Article II, Section 2, Clause 1:
The President shall be Commander in Chief of the Army and Navy of the United States, and of the Militia of the several States, when called into the actual Service of the United States; he may require the Opinion, in writing, of the principal Officer in each of the executive Departments, upon any Subject relating to the Duties of their respective Offices, and he shall have Power to grant Reprieves and Pardons for Offences against the United States, except in Cases of Impeachment.
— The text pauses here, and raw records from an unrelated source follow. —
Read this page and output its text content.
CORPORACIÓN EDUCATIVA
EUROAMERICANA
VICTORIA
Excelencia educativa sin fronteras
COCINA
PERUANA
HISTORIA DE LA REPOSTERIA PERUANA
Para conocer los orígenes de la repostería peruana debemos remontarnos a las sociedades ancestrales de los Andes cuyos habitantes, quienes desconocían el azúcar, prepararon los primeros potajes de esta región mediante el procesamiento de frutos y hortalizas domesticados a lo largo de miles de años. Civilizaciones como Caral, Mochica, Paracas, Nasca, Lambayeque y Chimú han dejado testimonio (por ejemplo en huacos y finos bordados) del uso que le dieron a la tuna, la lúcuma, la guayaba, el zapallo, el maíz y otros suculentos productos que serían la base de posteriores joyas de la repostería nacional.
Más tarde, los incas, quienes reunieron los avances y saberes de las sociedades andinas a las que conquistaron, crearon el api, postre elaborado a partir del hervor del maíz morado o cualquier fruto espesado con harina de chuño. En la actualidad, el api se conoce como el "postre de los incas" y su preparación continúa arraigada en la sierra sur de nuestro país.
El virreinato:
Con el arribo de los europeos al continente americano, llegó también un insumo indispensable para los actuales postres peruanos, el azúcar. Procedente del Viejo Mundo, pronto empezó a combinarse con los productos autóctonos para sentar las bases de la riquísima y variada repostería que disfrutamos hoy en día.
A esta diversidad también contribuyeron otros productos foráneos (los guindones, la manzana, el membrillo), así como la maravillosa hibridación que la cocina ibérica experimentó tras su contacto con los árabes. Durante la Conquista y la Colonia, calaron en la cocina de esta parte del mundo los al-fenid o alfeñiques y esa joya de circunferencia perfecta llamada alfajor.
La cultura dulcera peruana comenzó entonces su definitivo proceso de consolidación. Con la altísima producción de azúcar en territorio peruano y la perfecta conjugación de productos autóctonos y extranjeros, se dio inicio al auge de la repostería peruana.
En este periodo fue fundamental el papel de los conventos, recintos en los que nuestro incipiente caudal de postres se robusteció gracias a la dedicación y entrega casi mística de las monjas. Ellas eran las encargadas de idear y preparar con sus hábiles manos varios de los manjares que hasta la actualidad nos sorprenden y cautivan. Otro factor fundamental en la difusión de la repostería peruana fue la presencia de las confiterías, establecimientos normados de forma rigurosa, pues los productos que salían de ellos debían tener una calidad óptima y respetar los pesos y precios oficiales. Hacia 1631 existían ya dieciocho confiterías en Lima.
On February 19, 1942, President Roosevelt issued an Executive Order, “by virtue of the authority vested in me as President of the United States, and Commander in Chief of the Army and Navy,” providing, as a safeguard against subversion and sabotage, power for his military commanders to designate areas from which “any person” could be excluded or removed and to set up facilities for such persons elsewhere.1 Pursuant to this order, approximately 112,000 residents of the Western states, all of Japanese descent and more than two out of every three of whom were natural-born citizens, were removed from their homes and shipped to temporary camps and later into “relocation centers” in several states.2
It was apparently the Administration’s original intention to rely on the general principle of military necessity and the power of the Commander in Chief in wartime as authority for the relocations.3 Before any action was taken under the order, Congress ratified and adopted it by the Act of March 21, 1942,4 by which it was made a misdemeanor to knowingly enter, remain in, or leave prescribed military areas contrary to the orders of the Secretary of War or of the commanding officer of the area. The cases which subsequently arose in consequence of the order were decided under the order plus the Act. The question at issue, said Chief Justice Harlan Stone for the Court, “is not one of Congressional power to delegate to the President the promulgation of the Executive Order, but whether, acting in cooperation, Congress and the Executive have constitutional . . . [power] to impose the curfew restriction here complained of.” 5 This question was answered in the affirmative, as was the similar question later raised by an exclusion order.6 These two opinions, however, skirted the question of internment in relocation centers. On that question, the Court granted habeas relief to an “admittedly loyal citizen” of Japanese descent on the basis that internment was unsupported by the Executive Order or by statute.7 Ultimately, the Court abrogated the Korematsu decision, holding that “[t]he forcible relocation of U.S. citizens to concentration camps, solely and explicitly on the basis of race, is objectively unlawful and outside the scope of Presidential authority.” 8
- Exec. Order No. 9066, 7 Fed. Reg. 1407 (Feb. 25, 1942).
- War Relocation Authority, The Evacuated People: A Quantitative Description 67 (1946).
- Exec. Order 9066 stated that “the successful prosecution of the war requires every possible protection against espionage and against sabotage” and cited as authority that vested “in the President of the United States, and Commander in Chief of the Army and Navy,” but did not claim statutory authority. Exec. Order No. 9066, 7 Fed. Reg. 1407 (Feb. 25, 1942).
- 56 Stat. 173 (1942).
- Hirabayashi v. United States, 320 U.S. 81, 91–92 (1943).
- Korematsu v. United States, 323 U.S. 214 (1944). Long afterward, in 1984, a federal court granted a writ of coram nobis and overturned Korematsu’s conviction, Korematsu v. United States, 584 F. Supp. 1406 (N.D. Cal. 1984), and in 1986, a federal court vacated Hirabayashi’s conviction for failing to register for evacuation but let stand the conviction for curfew violations. Hirabayashi v. United States, 627 F. Supp. 1445 (W.D. Wash. 1986). Other cases were pending, but Congress then implemented the recommendations of the Commission on Wartime Relocation and Internment of Civilians by acknowledging “the fundamental injustice of the evacuation, relocation and internment,” and apologizing on behalf of the people of the United States. Pub. L. 100–383, 102 Stat. 903 (1988), 50 U.S.C. §§ 4201–4251. Reparations were approved, and each living survivor of the internment was to be compensated in an amount roughly approximating $20,000.
- Ex parte Endo, 323 U.S. 283, 302 (1944).
- Trump v. Hawaii, No. 17–965, slip op. at 38 (U.S. June 26, 2018).